Queiroga também exaltou as ações do chanceler Carlos França, para a compra de vacinas e insumos. França substituiu Ernesto Araújo em abril, que foi alvo de críticas por críticas à China e organizações mundiais.
Quebra de patentes
Queiroga disse ainda ser contra a quebra de patentes de vacinas. Ele foi questionado sobre o assunto pelo senador Rogério Carvalho (PT-SE). Mais cedo, no Senado, Queiroga disse que o temor é que "mesmo com a quebra da patente não consiga produzir vacinas no Brasil".
Na quarta-feira (5), o assunto ganhou força no cenário mundial após o governo de Joe Biden decidir apoiar a suspensão de direitos de propriedade intelectual sobre as vacinas contra covid-19. O objetivo é facilitar a transferência de tecnologia e possibilitar a produção das vacinas em nações que estão atrás na corrida pela imunização.
Dados incorretos da vacina
Durante o depoimento, Marcelo Queiroga disse ainda que a prestação de informações repassadas por um técnico da pasta ao Congresso sobre doses de vacinas contratadas foi feita de maneira "imprecisa". O dado correto, segundo ele, é que estão efetivamente contratadas 430 milhões de doses de imunizantes contra o novo coronavírus.
Reportagem do Estadão/Broadcast mostrou que, em peças de propaganda e em declarações públicas do ministro, a pasta diz já ter comprado mais de 560 milhões de doses. Ao responder a um questionamento oficial formulado pelo Congresso, porém, o ministério informou que o número realmente contratado era a metade disso: 280 milhões de doses. Mesmo assim, o número atualizado pelo ministro é menor que o anunciado.

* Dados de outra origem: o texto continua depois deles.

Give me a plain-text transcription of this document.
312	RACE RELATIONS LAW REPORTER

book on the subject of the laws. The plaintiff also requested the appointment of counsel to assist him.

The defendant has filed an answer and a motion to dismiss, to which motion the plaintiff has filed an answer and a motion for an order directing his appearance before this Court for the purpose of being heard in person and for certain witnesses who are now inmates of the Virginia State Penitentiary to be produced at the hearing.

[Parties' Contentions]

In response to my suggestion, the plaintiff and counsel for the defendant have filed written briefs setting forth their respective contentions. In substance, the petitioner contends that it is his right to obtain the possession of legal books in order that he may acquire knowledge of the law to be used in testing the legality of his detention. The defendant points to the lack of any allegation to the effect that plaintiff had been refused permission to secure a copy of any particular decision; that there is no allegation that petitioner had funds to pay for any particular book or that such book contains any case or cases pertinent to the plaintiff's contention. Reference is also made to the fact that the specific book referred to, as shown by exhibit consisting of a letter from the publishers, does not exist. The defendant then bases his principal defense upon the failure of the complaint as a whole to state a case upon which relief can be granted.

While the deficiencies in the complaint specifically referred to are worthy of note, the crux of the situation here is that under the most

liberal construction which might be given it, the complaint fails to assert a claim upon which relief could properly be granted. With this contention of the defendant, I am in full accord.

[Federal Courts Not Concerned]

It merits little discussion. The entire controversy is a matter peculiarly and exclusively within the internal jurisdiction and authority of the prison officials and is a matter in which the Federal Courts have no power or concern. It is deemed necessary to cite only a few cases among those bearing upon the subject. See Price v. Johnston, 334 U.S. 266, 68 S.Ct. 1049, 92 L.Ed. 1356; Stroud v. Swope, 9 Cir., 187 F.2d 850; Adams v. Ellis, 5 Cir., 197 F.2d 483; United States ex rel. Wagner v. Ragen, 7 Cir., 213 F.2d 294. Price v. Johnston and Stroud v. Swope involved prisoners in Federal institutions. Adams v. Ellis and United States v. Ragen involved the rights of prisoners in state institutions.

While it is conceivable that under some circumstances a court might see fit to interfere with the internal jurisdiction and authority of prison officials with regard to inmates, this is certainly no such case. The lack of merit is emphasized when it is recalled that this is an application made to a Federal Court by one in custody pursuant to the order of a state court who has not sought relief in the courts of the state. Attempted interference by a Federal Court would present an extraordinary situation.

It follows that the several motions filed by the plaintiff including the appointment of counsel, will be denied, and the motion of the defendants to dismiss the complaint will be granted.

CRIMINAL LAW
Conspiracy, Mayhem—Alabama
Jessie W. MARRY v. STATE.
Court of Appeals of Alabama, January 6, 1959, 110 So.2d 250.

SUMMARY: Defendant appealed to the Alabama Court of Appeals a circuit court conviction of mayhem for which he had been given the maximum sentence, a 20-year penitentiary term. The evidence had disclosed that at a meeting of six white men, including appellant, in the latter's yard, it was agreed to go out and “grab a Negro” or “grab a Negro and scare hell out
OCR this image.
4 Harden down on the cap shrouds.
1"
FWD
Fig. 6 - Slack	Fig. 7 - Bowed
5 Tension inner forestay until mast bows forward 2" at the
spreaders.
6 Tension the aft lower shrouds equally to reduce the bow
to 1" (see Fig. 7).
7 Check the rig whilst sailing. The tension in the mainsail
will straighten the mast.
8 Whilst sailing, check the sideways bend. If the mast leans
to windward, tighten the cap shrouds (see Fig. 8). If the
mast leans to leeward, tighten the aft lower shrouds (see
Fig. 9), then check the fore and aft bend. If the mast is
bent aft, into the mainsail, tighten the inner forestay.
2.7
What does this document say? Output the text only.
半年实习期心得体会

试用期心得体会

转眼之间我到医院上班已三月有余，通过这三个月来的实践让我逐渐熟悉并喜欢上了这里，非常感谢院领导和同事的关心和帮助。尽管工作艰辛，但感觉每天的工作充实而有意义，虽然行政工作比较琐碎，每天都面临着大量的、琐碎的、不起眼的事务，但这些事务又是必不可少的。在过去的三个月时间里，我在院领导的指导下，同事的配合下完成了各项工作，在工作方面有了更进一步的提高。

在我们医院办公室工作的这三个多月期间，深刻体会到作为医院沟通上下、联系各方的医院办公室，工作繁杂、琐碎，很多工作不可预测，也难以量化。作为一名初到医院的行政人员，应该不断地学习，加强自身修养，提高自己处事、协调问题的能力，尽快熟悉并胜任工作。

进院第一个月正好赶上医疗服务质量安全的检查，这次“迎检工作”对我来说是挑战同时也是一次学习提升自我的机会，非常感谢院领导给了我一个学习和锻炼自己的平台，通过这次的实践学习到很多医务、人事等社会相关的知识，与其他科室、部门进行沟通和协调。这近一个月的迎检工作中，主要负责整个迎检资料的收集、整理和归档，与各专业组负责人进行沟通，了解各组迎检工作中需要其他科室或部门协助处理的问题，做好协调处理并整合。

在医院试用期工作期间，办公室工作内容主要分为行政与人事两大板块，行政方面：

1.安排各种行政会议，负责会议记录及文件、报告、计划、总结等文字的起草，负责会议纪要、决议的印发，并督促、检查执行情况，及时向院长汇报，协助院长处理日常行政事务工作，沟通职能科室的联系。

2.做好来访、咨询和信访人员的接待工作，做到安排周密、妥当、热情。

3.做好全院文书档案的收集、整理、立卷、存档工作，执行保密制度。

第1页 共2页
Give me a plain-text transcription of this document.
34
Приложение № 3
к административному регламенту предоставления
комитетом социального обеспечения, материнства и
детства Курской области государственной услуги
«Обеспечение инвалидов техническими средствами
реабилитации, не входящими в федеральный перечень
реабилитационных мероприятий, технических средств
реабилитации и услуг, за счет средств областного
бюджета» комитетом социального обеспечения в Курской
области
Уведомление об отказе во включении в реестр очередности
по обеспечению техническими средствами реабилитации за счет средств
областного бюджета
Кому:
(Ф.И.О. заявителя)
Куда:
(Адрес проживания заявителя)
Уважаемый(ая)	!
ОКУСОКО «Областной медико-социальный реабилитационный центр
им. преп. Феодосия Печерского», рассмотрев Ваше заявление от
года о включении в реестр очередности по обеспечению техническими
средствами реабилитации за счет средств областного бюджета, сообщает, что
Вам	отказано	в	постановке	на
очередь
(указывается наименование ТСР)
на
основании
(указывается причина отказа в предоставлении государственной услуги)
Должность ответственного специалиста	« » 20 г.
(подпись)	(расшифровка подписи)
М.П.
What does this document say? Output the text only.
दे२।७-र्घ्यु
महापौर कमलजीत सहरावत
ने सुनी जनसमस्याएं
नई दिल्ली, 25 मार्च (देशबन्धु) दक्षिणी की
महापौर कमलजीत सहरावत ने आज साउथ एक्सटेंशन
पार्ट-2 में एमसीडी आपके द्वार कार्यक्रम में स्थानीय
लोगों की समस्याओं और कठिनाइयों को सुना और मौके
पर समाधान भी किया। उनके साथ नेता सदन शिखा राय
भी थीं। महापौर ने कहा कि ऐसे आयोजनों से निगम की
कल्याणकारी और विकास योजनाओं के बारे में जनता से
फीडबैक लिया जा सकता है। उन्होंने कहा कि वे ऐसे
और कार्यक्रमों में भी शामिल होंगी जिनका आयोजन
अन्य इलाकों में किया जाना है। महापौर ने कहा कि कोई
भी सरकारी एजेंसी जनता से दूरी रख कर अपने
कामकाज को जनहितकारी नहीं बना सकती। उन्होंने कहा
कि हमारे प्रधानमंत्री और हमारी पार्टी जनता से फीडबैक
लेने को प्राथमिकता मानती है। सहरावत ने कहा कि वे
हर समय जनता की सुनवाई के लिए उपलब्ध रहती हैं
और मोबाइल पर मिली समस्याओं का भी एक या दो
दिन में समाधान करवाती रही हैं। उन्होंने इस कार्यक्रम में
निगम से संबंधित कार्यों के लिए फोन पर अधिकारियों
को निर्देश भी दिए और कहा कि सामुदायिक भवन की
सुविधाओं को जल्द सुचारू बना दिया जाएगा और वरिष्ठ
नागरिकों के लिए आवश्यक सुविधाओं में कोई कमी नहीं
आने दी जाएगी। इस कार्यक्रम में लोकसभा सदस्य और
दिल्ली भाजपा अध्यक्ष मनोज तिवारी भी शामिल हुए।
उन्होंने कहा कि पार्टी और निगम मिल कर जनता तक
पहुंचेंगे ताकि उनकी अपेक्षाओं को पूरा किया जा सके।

— Na realidade, nessa informação que foi feita de maneira imprecisa para o deputado Gustavo Fruet (PDT-PR), não se considera as vacinas da Fiocruz, porque esse acordo é feito através de transferência de TED, então não há um contrato entre a Fiocruz e o Ministério da Saúde, e essas doses da Fiocruz não foram ali consideradas, de tal maneira que o Ministério da Saúde vai fazer uma retificação dessa informação que foi prestada de maneira imprecisa a Câmara dos Deputados — respondeu Queiroga, segundo quem as responsabilidades pela informação incorreta serão apuradas pela pasta.
Protocolos de distanciamento
Queiroga disse ainda que está trabalhando para apresentar "protocolos assistenciais" para o enfrentamento à pandemia do coronavírus, que já matou mais de 410 mil pessoas no Brasil. Queiroga citou protocolos que disciplinem sobre distanciamento social, mobilidade urbana e a adoção de uma política de publicidade mais "intensa" de comunicação com a sociedade sobre a doença.
— Estamos com equipe técnica trabalhando para termos diretrizes gerais para sociedade e secretarias estaduais e municipais — disse Queiroga.
Reunião com embaixador chinês
O ministro disse ainda que deve se reunir na sexta-feira (7) com representantes chineses, em especial o embaixador da China no Brasil, Yang Wanming, a fim de tratar da disponibilização de insumos farmacêuticos ao país.
O anúncio do encontro acontece um dia após o presidente Jair Bolsonaro voltar a veicular teorias conspiratórias, entre elas, a de que o coronavírus havia sido concebido em laboratório como parte de uma guerra biológica.
— Vamos continuar trabalhando para manter as boas relações que o Brasil tem com a China no que tange à questão da Saúde. Eu e o ministro das Relações Exteriores Carlos França estamos trabalhando juntos — disse.
— Estou com muitas esperanças de que consigamos ampliar ações com a China independente de quaisquer fatos — completou.
O senador Humberto Costa (PT-PE), quem perguntava ao depoente, ironizou o otimismo do ministro:
— Eu imagino que ajudou muito a fala do presidente. O senhor vai chegar amanhã na Embaixada da China e vai ser recebido de braços abertos.